Politeness fades when I hear two of you laughing in the street as you watch heavy equipment uproot spruce trees planted and tended on a corner lot to provide birds and squirrels a habitat.
Politeness fades when I am asked to fell trees in the ravine portion of my property so one person can see a water tower on Protection Island that served homesteaders no longer there because of lack of water.
Politeness fades when I think of the high clay bluffs here and the tree roots that keep rainwater from dangerously soaking the ground.
Politeness fades when I think of declaring trees unfit to be part of the view after you’ve moved in your retirement to country where eagles nest.
Politeness fades when I tell you that I have grandsons who will be not be half as old as you are now when there are no more glaciers and the sea has risen 20 feet and it is hotter where we want to live than humans can bear.
Politeness fades after I visit the local tribe and see an image of Thunderbird named for the sound of its enormous wings beating, carrying out vengeance upon foolish monsters, a servant of the Great Spirit.
Politeness fades as I enter the battlefield, planting, planting.

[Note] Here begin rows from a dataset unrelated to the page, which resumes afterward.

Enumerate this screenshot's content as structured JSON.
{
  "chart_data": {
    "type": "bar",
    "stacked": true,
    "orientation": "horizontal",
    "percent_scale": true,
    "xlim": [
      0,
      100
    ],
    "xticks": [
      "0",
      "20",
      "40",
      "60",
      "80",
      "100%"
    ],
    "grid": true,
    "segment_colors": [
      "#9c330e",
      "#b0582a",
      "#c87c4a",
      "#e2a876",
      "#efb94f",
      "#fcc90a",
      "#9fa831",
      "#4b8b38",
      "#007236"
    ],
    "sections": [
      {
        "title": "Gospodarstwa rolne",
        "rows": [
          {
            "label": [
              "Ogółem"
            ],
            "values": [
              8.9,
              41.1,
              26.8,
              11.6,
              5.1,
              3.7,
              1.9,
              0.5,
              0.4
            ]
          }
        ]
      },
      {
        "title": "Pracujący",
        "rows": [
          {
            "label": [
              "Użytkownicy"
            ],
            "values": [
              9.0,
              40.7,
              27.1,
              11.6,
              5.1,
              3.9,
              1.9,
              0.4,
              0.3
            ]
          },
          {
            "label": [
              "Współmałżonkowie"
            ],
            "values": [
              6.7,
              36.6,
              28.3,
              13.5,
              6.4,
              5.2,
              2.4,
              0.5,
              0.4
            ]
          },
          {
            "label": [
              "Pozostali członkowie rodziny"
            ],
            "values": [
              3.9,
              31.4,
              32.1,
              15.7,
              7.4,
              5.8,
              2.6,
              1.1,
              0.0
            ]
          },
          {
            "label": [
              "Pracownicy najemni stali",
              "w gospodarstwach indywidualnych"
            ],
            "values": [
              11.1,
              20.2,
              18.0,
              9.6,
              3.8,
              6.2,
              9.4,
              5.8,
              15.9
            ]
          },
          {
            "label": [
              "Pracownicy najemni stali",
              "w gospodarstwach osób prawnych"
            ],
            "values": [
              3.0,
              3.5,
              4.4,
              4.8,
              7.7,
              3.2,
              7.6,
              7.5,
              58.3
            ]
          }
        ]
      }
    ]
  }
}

Try using the first line of Hirshfield’s “After Long Silence” to help you get what you are thinking and feeling onto the page. Or use the first line of a book you are reading and see what leaps of association come.
Writing to know one’s heart and mind is an act of strength and commitment–an act that makes the writer and ideally the reader open to reality both inside and out, an act that creates resistance to manipulation and falsehoods. When you find the truth in your personal experience, you have radar for the untruths others perpetuate and the denial that allows them to do so.
Those of you who write from personal experience are my heroes because you are building the character of the world, with each writing endeavor, each reaching for the truth inside your experience.